Politica

Andava ritirato! Sul benedetto bando portoselvagico ecco il parere del consigliere provinciale

Stampa

NARDO' - "Bene ha fatto il Sindaco a ritirare il bando di gara per la gestione quinquennale dei servizi di allestimento e gestione degli spazi espositivi della Masseria Torre Nova e della Casa del Capitano nel Parco naturale regionale di Portoselvaggio - Palude del Capitano, comprese le attività di educazione ambientale e fruizione turistica sostenibile".

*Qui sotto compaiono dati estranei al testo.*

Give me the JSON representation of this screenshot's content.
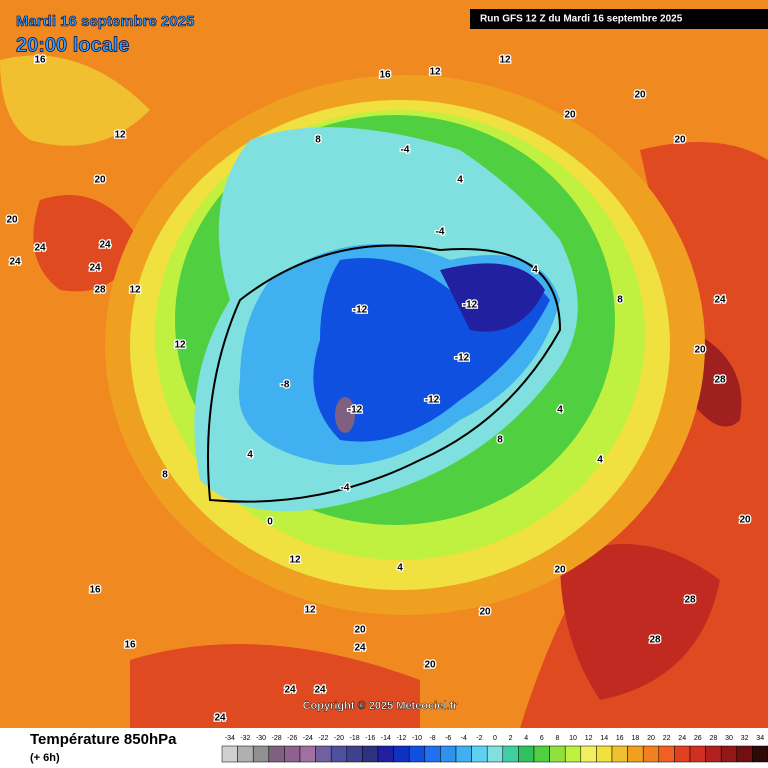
{
  "header": {
    "date": "Mardi 16 septembre 2025",
    "time": "20:00 locale",
    "run": "Run GFS 12 Z du Mardi 16 septembre 2025"
  },
  "copyright": "Copyright © 2025 Meteociel.fr",
  "footer": {
    "title": "Température 850hPa",
    "lead": "(+ 6h)"
  },
  "legend": {
    "values": [
      -34,
      -32,
      -30,
      -28,
      -26,
      -24,
      -22,
      -20,
      -18,
      -16,
      -14,
      -12,
      -10,
      -8,
      -6,
      -4,
      -2,
      0,
      2,
      4,
      6,
      8,
      10,
      12,
      14,
      16,
      18,
      20,
      22,
      24,
      26,
      28,
      30,
      32,
      34
    ],
    "colors": [
      "#d0d0d0",
      "#b0b0b0",
      "#909090",
      "#806080",
      "#906090",
      "#a070a0",
      "#7060a0",
      "#5050a0",
      "#404090",
      "#303080",
      "#2020a0",
      "#1030c0",
      "#1050e0",
      "#2070f0",
      "#3090f0",
      "#40b0f0",
      "#60d0f0",
      "#80e0e0",
      "#40d0a0",
      "#30c060",
      "#50d040",
      "#90e040",
      "#c0f040",
      "#f0f060",
      "#f0e040",
      "#f0c030",
      "#f0a020",
      "#f08020",
      "#f06020",
      "#e04020",
      "#d03020",
      "#b02020",
      "#901818",
      "#701010",
      "#300808"
    ]
  },
  "map_labels": [
    16,
    12,
    20,
    20,
    24,
    24,
    24,
    24,
    28,
    12,
    12,
    8,
    12,
    12,
    16,
    16,
    20,
    24,
    24,
    24,
    24,
    20,
    28,
    28,
    20,
    28,
    20,
    24,
    20,
    20,
    20,
    12,
    12,
    16,
    8,
    -4,
    4,
    -4,
    -12,
    -12,
    -12,
    -12,
    -12,
    -8,
    4,
    0,
    -4,
    8,
    4,
    4,
    4,
    20,
    20,
    4,
    8
  ]
}
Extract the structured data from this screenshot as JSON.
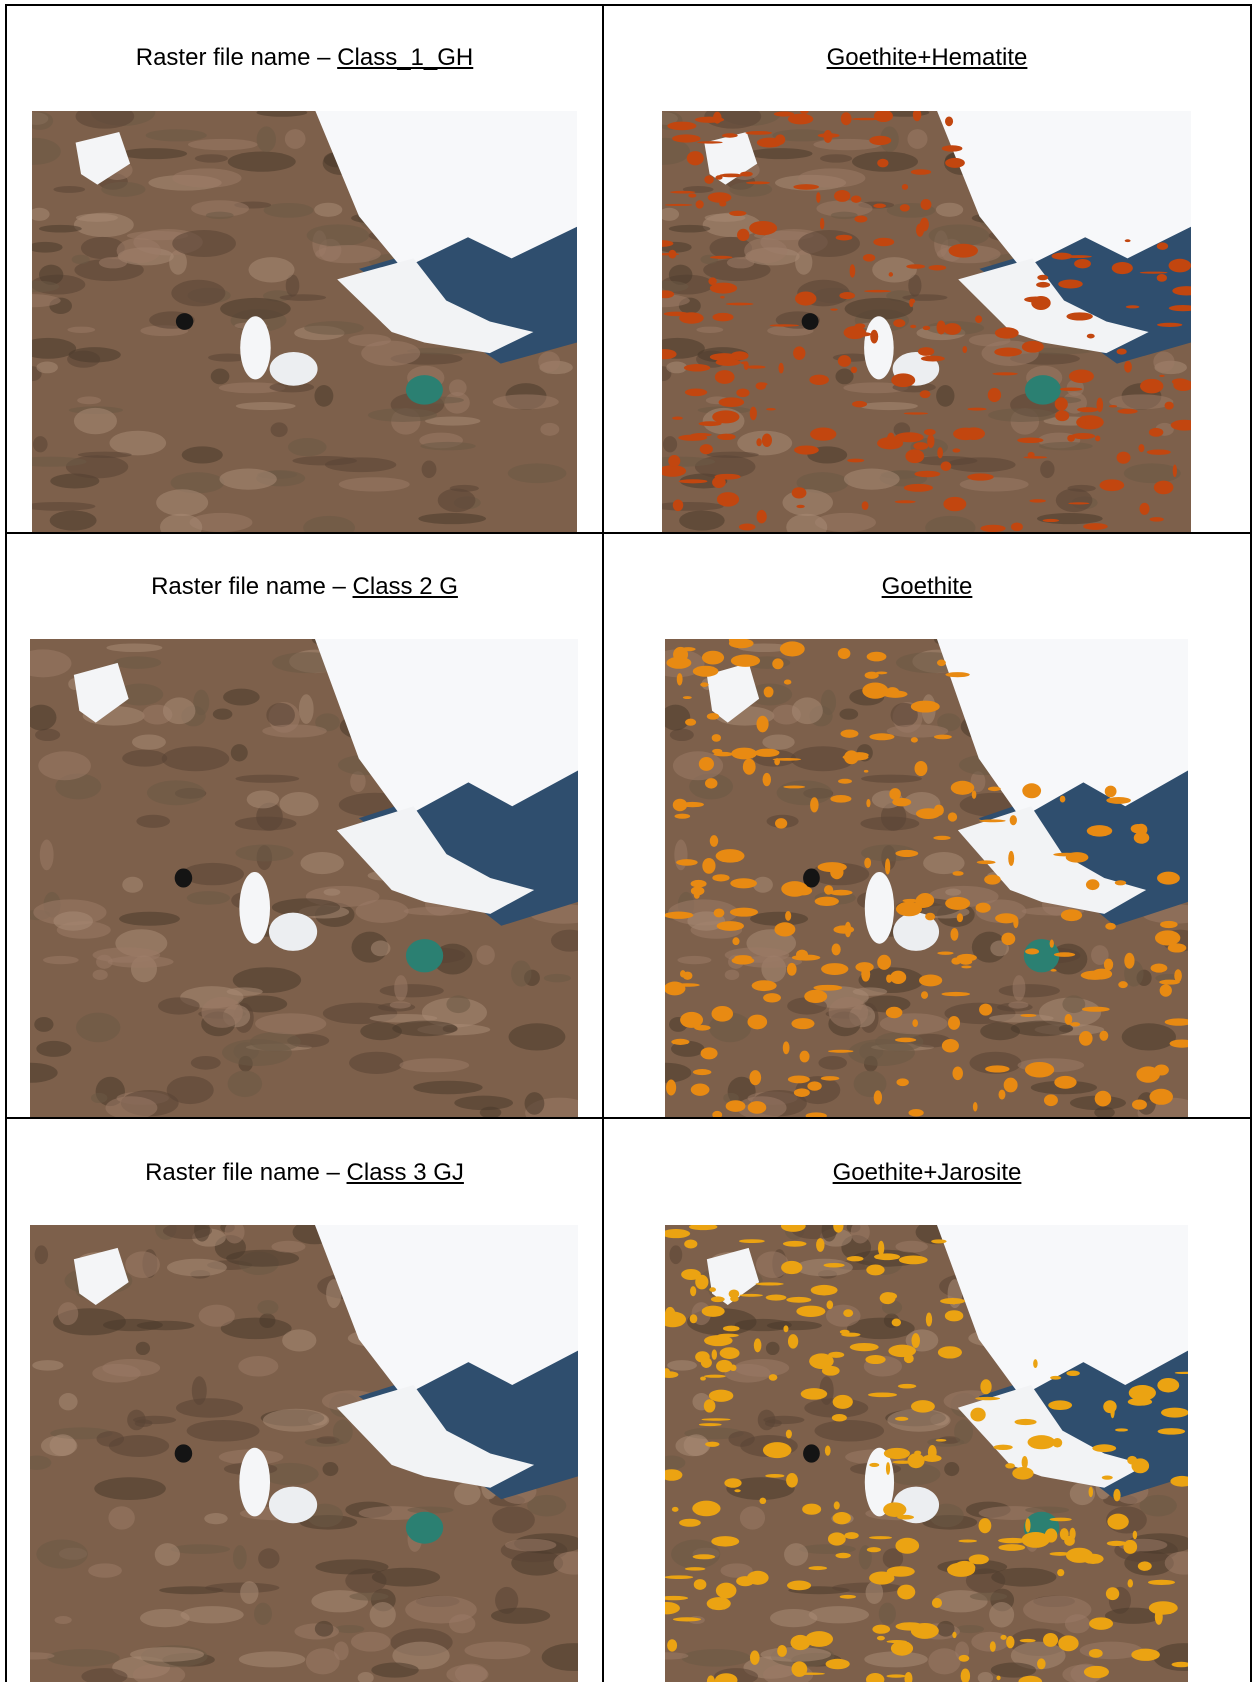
{
  "table": {
    "rows": [
      {
        "left": {
          "label": "Raster file name –",
          "file": "Class_1_GH"
        },
        "right": {
          "mineral": "Goethite+Hematite"
        }
      },
      {
        "left": {
          "label": "Raster file name –",
          "file": "Class 2 G"
        },
        "right": {
          "mineral": "Goethite"
        }
      },
      {
        "left": {
          "label": "Raster file name –",
          "file": "Class 3 GJ"
        },
        "right": {
          "mineral": "Goethite+Jarosite"
        }
      }
    ]
  }
}
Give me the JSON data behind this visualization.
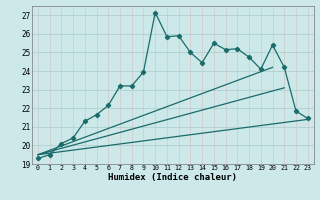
{
  "title": "",
  "xlabel": "Humidex (Indice chaleur)",
  "bg_color": "#cce8e8",
  "grid_color": "#aacccc",
  "line_color": "#1a6b6b",
  "xlim": [
    -0.5,
    23.5
  ],
  "ylim": [
    19,
    27.5
  ],
  "yticks": [
    19,
    20,
    21,
    22,
    23,
    24,
    25,
    26,
    27
  ],
  "xticks": [
    0,
    1,
    2,
    3,
    4,
    5,
    6,
    7,
    8,
    9,
    10,
    11,
    12,
    13,
    14,
    15,
    16,
    17,
    18,
    19,
    20,
    21,
    22,
    23
  ],
  "line1_x": [
    0,
    1,
    2,
    3,
    4,
    5,
    6,
    7,
    8,
    9,
    10,
    11,
    12,
    13,
    14,
    15,
    16,
    17,
    18,
    19,
    20,
    21,
    22,
    23
  ],
  "line1_y": [
    19.3,
    19.5,
    20.1,
    20.4,
    21.3,
    21.65,
    22.15,
    23.2,
    23.2,
    23.95,
    27.15,
    25.85,
    25.9,
    25.0,
    24.45,
    25.5,
    25.15,
    25.2,
    24.75,
    24.1,
    25.4,
    24.2,
    21.85,
    21.45
  ],
  "line2_x": [
    0,
    20
  ],
  "line2_y": [
    19.5,
    24.2
  ],
  "line3_x": [
    0,
    21
  ],
  "line3_y": [
    19.5,
    23.1
  ],
  "line4_x": [
    0,
    23
  ],
  "line4_y": [
    19.5,
    21.4
  ]
}
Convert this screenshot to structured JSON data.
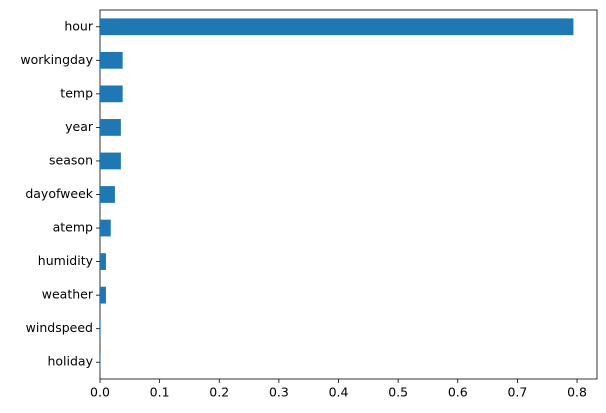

In data 28/03/2013 il Dott. Melissano, responsabile del Servizio foreste di Lecce, aveva scritto all'Ingegnere Giordano, Dirigente del Servizio regionale foreste, sollevando notevoli contrarietà in merito al bando in questione. In data 15/03/2013, l'Ing. Giordano scrive al Sindaco di Nardò una lettera, con la quale, confermando le eccezioni sollevate dal Dott. Melissano, chiede urgenti chiarimenti sull'argomento. Il sottoscritto, nella veste di vice Presidente della Commissione Ambiente, parchi e sviluppo del territorio, aveva, in un articolo di stampa di qualche settimana fa, definito il bando in questione più un "vestito" che un bando limpido e trasparente. L'Assessore Maglio aveva difeso lo stesso bando e con un suo articolo dalle osservazioni fatte oltre che dal sottoscritto anche da quasi tutte le associazioni che operano nel settore ed anche da Natalizio, Maccagnano, Mellone e quasi tutti i componenti della maggioranza. Aveva assolutamente torto, in quanto da un punto di vista giuridico quel bando, poco trasparente e contorto è da ritenere illegittimo. Il requisito di capacità economico finanziaria richiesto dal bando pari ad un fatturato globale d'impresa di almeno 480.000 euro e l'importo relativo ai servizi o forniture nel settore oggetto di gara (turistico - educativo, almeno pari a 160.000 euro realizzati negli ultimi esercizi) sono forzature che non consentono la partecipazione a tutte le associazioni che abbiano le caratteristiche di legge. L'illegittimità la si deduce dal mancato rispetto dell'art.2 comma 1 bis del codice degli appalti, d.l n•163 del 2006 come modificato dall'art.1 comma 2 della legge n•135 del 2012 che così recita: "I criteri di partecipazione alle gare devono essere tali da non escludere le piccole e medie imprese". Per quanto riguardai requisiti di capacità economico finanziaria dei fornitori e dei prestatori di servizi, ai sensi dell'art.41, le Anministrazioni debbono precisare nel bando requisiti e valori minimi degli stessi che devono essere possedui dai concorrenti, in ragione dell'art.1 comma 2 bis lettera B del d.l. 06/07/2012 n•95, nel testo integrato dalla legge di conversione del 07/08/2012 n•135, per cui sono illegittimi i criteri che fissano limiti di accesso connessi al fatturato aziendale.